Showing Off: How to Do a User Demo


Rather than repeating what has been said elsewhere, here is a nice short post on agile-for-all that covers the basics.

Here are a few things for my own future reference and teams that I'm working with...

Try to keep each demo to 5 minutes or less.  

If it's longer than that, it's possible that you should be demoing more than one story.  More likely, you're just being too wordy.


TALK LOUDLY.  

No, louder than that.  Louder.  Do you feel like you're yelling?  OK, that's about right.  You need to put your voice in public-address mode for 5 minutes.


Focus on why your audience should care about the story 

This is particularly important for back-end work.  For example: Your story generates a feed of XML that will be consumed by another application. Show the output, and point to a couple of salient features in it.  Then be done.

The important part of the above is "show the output."  Showing the end users how to interact with your service is a separate sit-down, not part of demo.

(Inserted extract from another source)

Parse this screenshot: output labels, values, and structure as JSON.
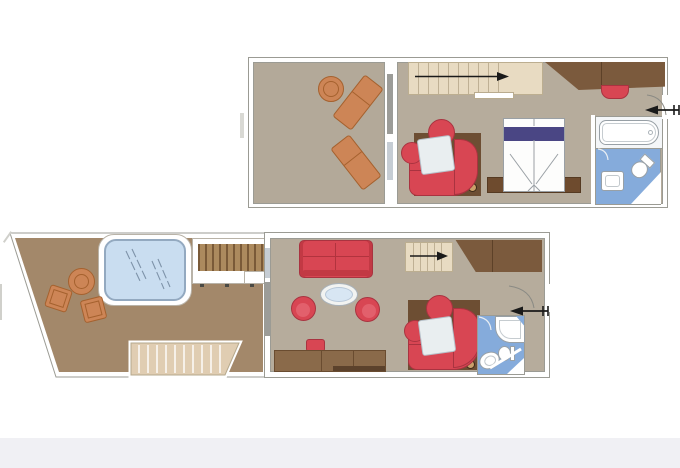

At base, you want to remember who your audience is, and why you're doing a demo. 

Your audience

Usually, people come to a demo because they have a stake in the success of your software project. They're executives and end-users who want a preview of what they're getting.  The questions that are foremost in their minds are:
  • Am I spending my software budget wisely?
  • Is what the team is working on what I need next, or do I need to change their priorities?
What it does and why it matters are most important.  They do not care if you came up with a way-cool whiz-bang solution to a technical problem.  They do not care if you just learned how to use the MEAN stack.  Show off your skills to the rest of your team in a lunch & learn session later.

Why do a demo?

You're doing this to ensure that you're building the right thing.  Hopefully you have other controls in place (tests, business validation reviews, etc) to ensure that you're building the thing right.  This isn't the time & place to prove it.  You're here to give the business-oriented people a chance to judge the value of your work, so they can help you adjust if you're not giving them what they really need right now.

On this last point, it's important to keep an open mind and accept the feedback you get.  If you aren't getting any feedback, you probably need to adjust how you're doing the demo.